Data Exchange in OPC UA

Data Exchange OPC UA

In most industrial connectivity technologies, there are only limited ways for devices to move data from one node to another. In Modbus, there is a master message that reads or writes registers and coils. In EtherNet/IP and PROFINET IO, there are cyclic and acyclic messages. In EtherCAT, most users just move data by reading input bytes from the bus and putting other output bytes on the bus.

In OPC UA, there is more complexity. One of the more unique and complex ways for an OPC UA client and server to interact is through subscriptions, where a client subscribes to some data or event in a server. Servers can allow client devices to browse their address space and find data items of interest. If a client finds a data item of interest, it can request that data item to be added to the list of monitored items in the current communication session. When creating a monitored item, the client provides some data, the most important of which is the sampling interval.

The sampling interval indicates how often the server should check the data source. Each time the data source is interrogated, the data is put on the data queue for the monitored item. The maximum queue size varies by device, and it is cleared when the queue is published. If the sampling interval is faster than the publishing interval, the queue can fill and then the oldest data values are lost. The client device controls the sampling interval but not the queue size.

Once one or more of these monitored items is created, a client can request the server to create a subscription. A subscription controls when a monitored item or set of monitored items is published by the server to the client. The frequency that the server publishes the monitored items is the publishing interval. Clients can request multiple subscriptions from a server and choose the same or different publishing rates for each one. The number of monitored items and number of allowable subscriptions is usually not a configurable parameter. Those items are set by the designers of the OPC UA device.

Clients can subscribe to data changes of variables (the Value attribute of a Variable); clients can also subscribe to object events (EventNotifier attribute of an Object) and subscribe to aggregate Values. Aggregate values are calculated values that are recalculated using a time interval defined by the client.

A subscription and the monitored items identified by a client are all part of a secure session. No other client can have access to that data unless it creates its own set of monitored items and subscriptions.

Each time the publish request expires, a notification is sent by the server to the client with the monitored items included in that subscription. If there are no monitored items on the queue, an empty publish request is transmitted. That empty publish request can be used as a keep-alive signal to the client indicating to the client that the server is still active. If there are no clients with subscriptions and monitored items or all clients have deleted their subscriptions, the server does not publish anything.

The maximum sampling interval, the publishing interval, the maximum size of a monitored queue and other attributes are all specific to an individual server. Check your server to know the limits that are implemented.
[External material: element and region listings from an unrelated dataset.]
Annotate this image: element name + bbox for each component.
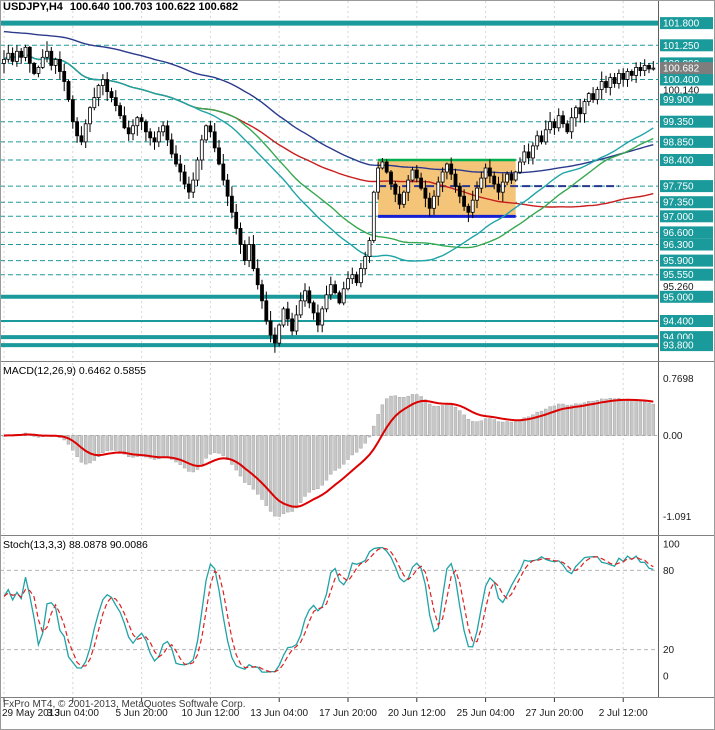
price-level-label: 93.800 bbox=[663, 341, 694, 352]
price-level-badge bbox=[660, 73, 713, 86]
price-tick-label: 100.140 bbox=[663, 85, 700, 96]
price-level-label: 94.000 bbox=[663, 333, 694, 344]
price-scale-background bbox=[659, 0, 715, 730]
price-level-label: 95.550 bbox=[663, 270, 694, 281]
price-level-label: 99.900 bbox=[663, 95, 694, 106]
price-level-badge bbox=[660, 339, 713, 352]
price-level-badge bbox=[660, 254, 713, 267]
macd-histogram bbox=[2, 394, 655, 517]
price-level-badge bbox=[660, 268, 713, 281]
ma-slow-blue-line bbox=[3, 30, 654, 174]
macd-axis-label: -1.091 bbox=[663, 512, 692, 523]
price-level-label: 97.350 bbox=[663, 198, 694, 209]
moving-averages bbox=[3, 30, 654, 262]
stoch-level-lines bbox=[0, 569, 658, 651]
current-price-box bbox=[660, 62, 713, 75]
price-level-badge bbox=[660, 210, 713, 223]
price-level-badge bbox=[660, 135, 713, 148]
price-level-label: 100.400 bbox=[663, 75, 700, 86]
stoch-axis-label: 80 bbox=[663, 566, 675, 577]
price-level-label: 95.900 bbox=[663, 256, 694, 267]
price-level-badge bbox=[660, 290, 713, 303]
price-level-badge bbox=[660, 238, 713, 251]
price-level-label: 96.600 bbox=[663, 228, 694, 239]
time-tick-label: 3 Jun 04:00 bbox=[47, 708, 100, 719]
stoch-k-line bbox=[3, 546, 654, 673]
stoch-axis-label: 20 bbox=[663, 645, 675, 656]
ma-fast-teal-line bbox=[3, 54, 654, 262]
price-level-badge bbox=[660, 154, 713, 166]
stoch-scale[interactable]: 100 80 20 0 bbox=[663, 540, 680, 683]
stoch-axis-label: 0 bbox=[663, 672, 669, 683]
macd-signal-line bbox=[3, 398, 654, 508]
price-level-badge bbox=[660, 93, 713, 106]
price-level-label: 101.800 bbox=[663, 19, 700, 30]
candles-layer bbox=[2, 41, 656, 353]
stoch-axis-label: 100 bbox=[663, 540, 680, 551]
time-tick-label: 20 Jun 12:00 bbox=[388, 708, 446, 719]
price-level-label: 95.000 bbox=[663, 292, 694, 303]
price-level-label: 98.850 bbox=[663, 137, 694, 148]
stoch-d-line bbox=[3, 547, 654, 673]
time-tick-label: 25 Jun 04:00 bbox=[457, 708, 515, 719]
price-level-badge bbox=[660, 17, 713, 30]
price-level-badge bbox=[660, 226, 713, 239]
support-resistance-lines bbox=[0, 20, 658, 348]
price-level-label: 97.750 bbox=[663, 182, 694, 193]
price-level-label: 94.400 bbox=[663, 317, 694, 328]
time-tick-label: 2 Jul 12:00 bbox=[599, 708, 648, 719]
price-level-label: 96.300 bbox=[663, 240, 694, 251]
price-level-badge bbox=[660, 115, 713, 128]
macd-axis-label: 0.00 bbox=[663, 431, 683, 442]
price-level-badge bbox=[660, 39, 713, 52]
time-tick-label: 27 Jun 20:00 bbox=[525, 708, 583, 719]
price-level-label: 101.250 bbox=[663, 41, 700, 52]
price-level-badge bbox=[660, 180, 713, 193]
time-tick-label: 29 May 2013 bbox=[2, 708, 60, 719]
time-tick-label: 13 Jun 04:00 bbox=[250, 708, 308, 719]
price-level-label: 97.000 bbox=[663, 212, 694, 223]
price-tick-label: 95.260 bbox=[663, 282, 694, 293]
price-level-label: 98.400 bbox=[663, 156, 694, 167]
price-level-badge bbox=[660, 315, 713, 327]
time-tick-label: 5 Jun 20:00 bbox=[115, 708, 168, 719]
current-price-label: 100.682 bbox=[663, 64, 700, 75]
time-tick-label: 17 Jun 20:00 bbox=[319, 708, 377, 719]
price-level-label: 99.350 bbox=[663, 117, 694, 128]
price-scale[interactable]: 101.800101.250100.800100.40099.90099.350… bbox=[660, 17, 713, 352]
price-level-badge bbox=[660, 196, 713, 209]
macd-scale[interactable]: 0.7698 0.00 -1.091 bbox=[663, 374, 694, 523]
time-tick-label: 10 Jun 12:00 bbox=[181, 708, 239, 719]
macd-axis-label: 0.7698 bbox=[663, 374, 694, 385]
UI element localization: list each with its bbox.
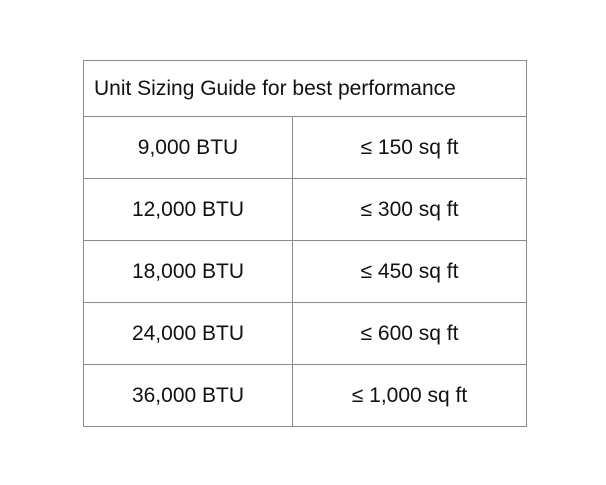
table-row: 12,000 BTU ≤ 300 sq ft — [83, 178, 527, 241]
table-row: 24,000 BTU ≤ 600 sq ft — [83, 302, 527, 365]
table-title: Unit Sizing Guide for best performance — [83, 60, 527, 117]
area-cell: ≤ 150 sq ft — [292, 116, 527, 179]
area-cell: ≤ 450 sq ft — [292, 240, 527, 303]
capacity-cell: 18,000 BTU — [83, 240, 293, 303]
capacity-cell: 36,000 BTU — [83, 364, 293, 427]
table-row: 9,000 BTU ≤ 150 sq ft — [83, 116, 527, 179]
table-row: 36,000 BTU ≤ 1,000 sq ft — [83, 364, 527, 427]
area-cell: ≤ 300 sq ft — [292, 178, 527, 241]
area-cell: ≤ 1,000 sq ft — [292, 364, 527, 427]
area-cell: ≤ 600 sq ft — [292, 302, 527, 365]
capacity-cell: 9,000 BTU — [83, 116, 293, 179]
table-header-row: Unit Sizing Guide for best performance — [83, 60, 527, 117]
table-row: 18,000 BTU ≤ 450 sq ft — [83, 240, 527, 303]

OPC UA subscriptions are well suited to applications where there are a relatively low number of clients and subscribers. That is usually the case for most SCADA/HMI systems consuming data from a lot of devices. The major advantage of OPC UA subscriptions and monitored items is that the client has a lot of freedom to choose what variables to monitor, what frequency, etc. The client creates custom, fine-tuned publish requests that exactly meets its requirements.

Some devices also support services that allow a client to modify subscription or monitored item settings after creation, further increasing the control clients have over servers.

Unlike the technologies we’ve used in the past, OPC UA provides this much more sophisticated way for devices to interact on the factory floor.